A direct primary care (DPC) practice operates differently than a traditional independent provider’s practice, in regard to how it affects both the patient and the physician. A DPC practice, at first glance, appears to have a relatively simple model. The practice receives monthly membership fees from patients rather than charging for each visit. These membership fees cover basic primary care services and may, depending on the practice, also cover a number of coordinated care and off-site laboratory or diagnostic services.
The idea behind DPC is that physicians are able to spend more time with their patients and less time worrying about billing, insurance, and practice management. DPCs may or may not accept insurance. Those who do, bill the insurance company as a convenience for their patients or to cover services and procedures not included in their monthly fees. Some also accept Medicare payments. That is where the simple idea behind the DPC starts to get a little more complicated.
However, physicians practicing under any type of DPC model, hybrid or not, do have some legal considerations. The American Academy of Family Physicians (AAFP) recommends consulting with an attorney familiar with the DPC model who can provide “insight about local and state regulations governing the practice of retainer-based medicine and whether current insurance carrier contracts may be amendable to complementary services covered under a retainer fee.”
Elation’s Direct Care Playbook offers some helpful legal tips for DPC practices as well.
- Review and secure appropriate malpractice insurance. Independent physicians who move to a DPC model may be able to save money on malpractice insurance. DPC physicians tend to have fewer claims than regular physicians, so they can receive a nearly 50% discount on the cost of their malpractice insurance. With significantly lower malpractice premiums, direct care physicians can more easily obtain such insurance to protect their practices against potentially damaging lawsuits.

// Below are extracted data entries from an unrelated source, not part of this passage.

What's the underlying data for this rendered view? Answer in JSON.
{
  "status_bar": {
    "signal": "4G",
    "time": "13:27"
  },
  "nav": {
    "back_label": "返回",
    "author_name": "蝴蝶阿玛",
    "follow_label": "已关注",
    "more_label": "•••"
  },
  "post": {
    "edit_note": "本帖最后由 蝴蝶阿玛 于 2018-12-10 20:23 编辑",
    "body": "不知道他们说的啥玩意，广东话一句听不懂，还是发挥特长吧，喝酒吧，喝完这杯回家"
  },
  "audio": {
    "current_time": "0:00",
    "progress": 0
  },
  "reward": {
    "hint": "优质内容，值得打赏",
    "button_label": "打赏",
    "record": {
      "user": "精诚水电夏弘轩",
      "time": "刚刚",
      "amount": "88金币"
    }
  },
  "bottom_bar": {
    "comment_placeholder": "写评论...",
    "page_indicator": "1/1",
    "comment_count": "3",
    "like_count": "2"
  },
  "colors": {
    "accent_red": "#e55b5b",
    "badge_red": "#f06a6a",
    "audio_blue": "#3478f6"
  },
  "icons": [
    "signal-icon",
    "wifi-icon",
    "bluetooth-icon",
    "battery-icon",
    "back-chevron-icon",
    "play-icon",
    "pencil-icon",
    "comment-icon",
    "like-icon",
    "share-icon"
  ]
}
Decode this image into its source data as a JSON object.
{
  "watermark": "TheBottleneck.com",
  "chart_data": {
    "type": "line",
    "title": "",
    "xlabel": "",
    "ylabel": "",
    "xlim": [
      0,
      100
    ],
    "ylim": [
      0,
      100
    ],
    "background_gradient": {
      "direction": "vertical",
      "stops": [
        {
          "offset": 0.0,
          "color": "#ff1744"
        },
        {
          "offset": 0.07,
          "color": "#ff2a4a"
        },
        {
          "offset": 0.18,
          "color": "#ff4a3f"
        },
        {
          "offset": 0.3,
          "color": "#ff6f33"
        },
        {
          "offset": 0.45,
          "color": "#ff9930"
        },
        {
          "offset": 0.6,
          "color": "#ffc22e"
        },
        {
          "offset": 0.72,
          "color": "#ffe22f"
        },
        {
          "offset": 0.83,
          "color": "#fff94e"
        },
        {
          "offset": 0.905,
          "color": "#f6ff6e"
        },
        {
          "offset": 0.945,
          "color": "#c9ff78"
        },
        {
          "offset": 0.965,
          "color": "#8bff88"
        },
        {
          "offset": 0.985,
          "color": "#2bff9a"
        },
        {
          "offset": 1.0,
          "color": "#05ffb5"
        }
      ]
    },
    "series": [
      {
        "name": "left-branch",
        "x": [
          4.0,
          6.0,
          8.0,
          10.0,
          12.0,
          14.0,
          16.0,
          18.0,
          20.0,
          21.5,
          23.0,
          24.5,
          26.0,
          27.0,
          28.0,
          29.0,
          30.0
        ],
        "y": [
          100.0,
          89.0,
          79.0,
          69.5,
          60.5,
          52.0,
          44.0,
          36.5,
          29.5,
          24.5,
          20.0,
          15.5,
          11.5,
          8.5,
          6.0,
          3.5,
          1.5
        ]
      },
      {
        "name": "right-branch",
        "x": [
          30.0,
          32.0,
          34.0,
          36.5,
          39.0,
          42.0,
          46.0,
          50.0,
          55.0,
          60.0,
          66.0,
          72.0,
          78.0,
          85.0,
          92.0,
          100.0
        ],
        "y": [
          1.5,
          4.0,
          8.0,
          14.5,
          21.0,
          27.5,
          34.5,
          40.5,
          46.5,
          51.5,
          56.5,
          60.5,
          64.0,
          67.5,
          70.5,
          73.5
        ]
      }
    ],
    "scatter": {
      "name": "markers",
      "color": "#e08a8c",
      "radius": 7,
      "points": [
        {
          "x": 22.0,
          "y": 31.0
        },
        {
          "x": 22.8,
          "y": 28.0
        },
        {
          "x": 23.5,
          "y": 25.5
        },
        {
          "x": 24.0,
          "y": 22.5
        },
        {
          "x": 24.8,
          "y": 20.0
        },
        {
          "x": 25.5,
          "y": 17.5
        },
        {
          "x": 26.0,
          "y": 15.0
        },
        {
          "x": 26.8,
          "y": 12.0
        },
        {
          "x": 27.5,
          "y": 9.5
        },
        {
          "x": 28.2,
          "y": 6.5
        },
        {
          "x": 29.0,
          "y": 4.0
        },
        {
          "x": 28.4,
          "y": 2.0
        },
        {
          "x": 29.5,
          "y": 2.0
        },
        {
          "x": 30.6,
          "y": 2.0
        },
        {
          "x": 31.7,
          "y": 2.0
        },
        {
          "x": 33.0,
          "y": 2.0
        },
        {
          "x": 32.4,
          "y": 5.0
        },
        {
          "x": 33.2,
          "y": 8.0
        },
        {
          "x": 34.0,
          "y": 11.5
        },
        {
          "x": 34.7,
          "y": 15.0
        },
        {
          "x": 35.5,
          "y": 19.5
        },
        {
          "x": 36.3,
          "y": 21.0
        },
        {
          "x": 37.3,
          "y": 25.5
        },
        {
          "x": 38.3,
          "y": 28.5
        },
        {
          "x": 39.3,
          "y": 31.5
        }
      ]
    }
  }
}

- Review IRS regulations and definitions. Currently, the DPC practice patient fee is not a qualified HSA expense. Likewise, even though Medicare patients are the nation’s highest utilizers of care, most are unable to receive direct care, unless they receive coverage under a Medicare Managed Care Plan.
Elation also strongly recommends that the DPC practice consult a lawyer to ensure that the physician is up to date on the latest policies and procedures that affect the practice as well as the patients.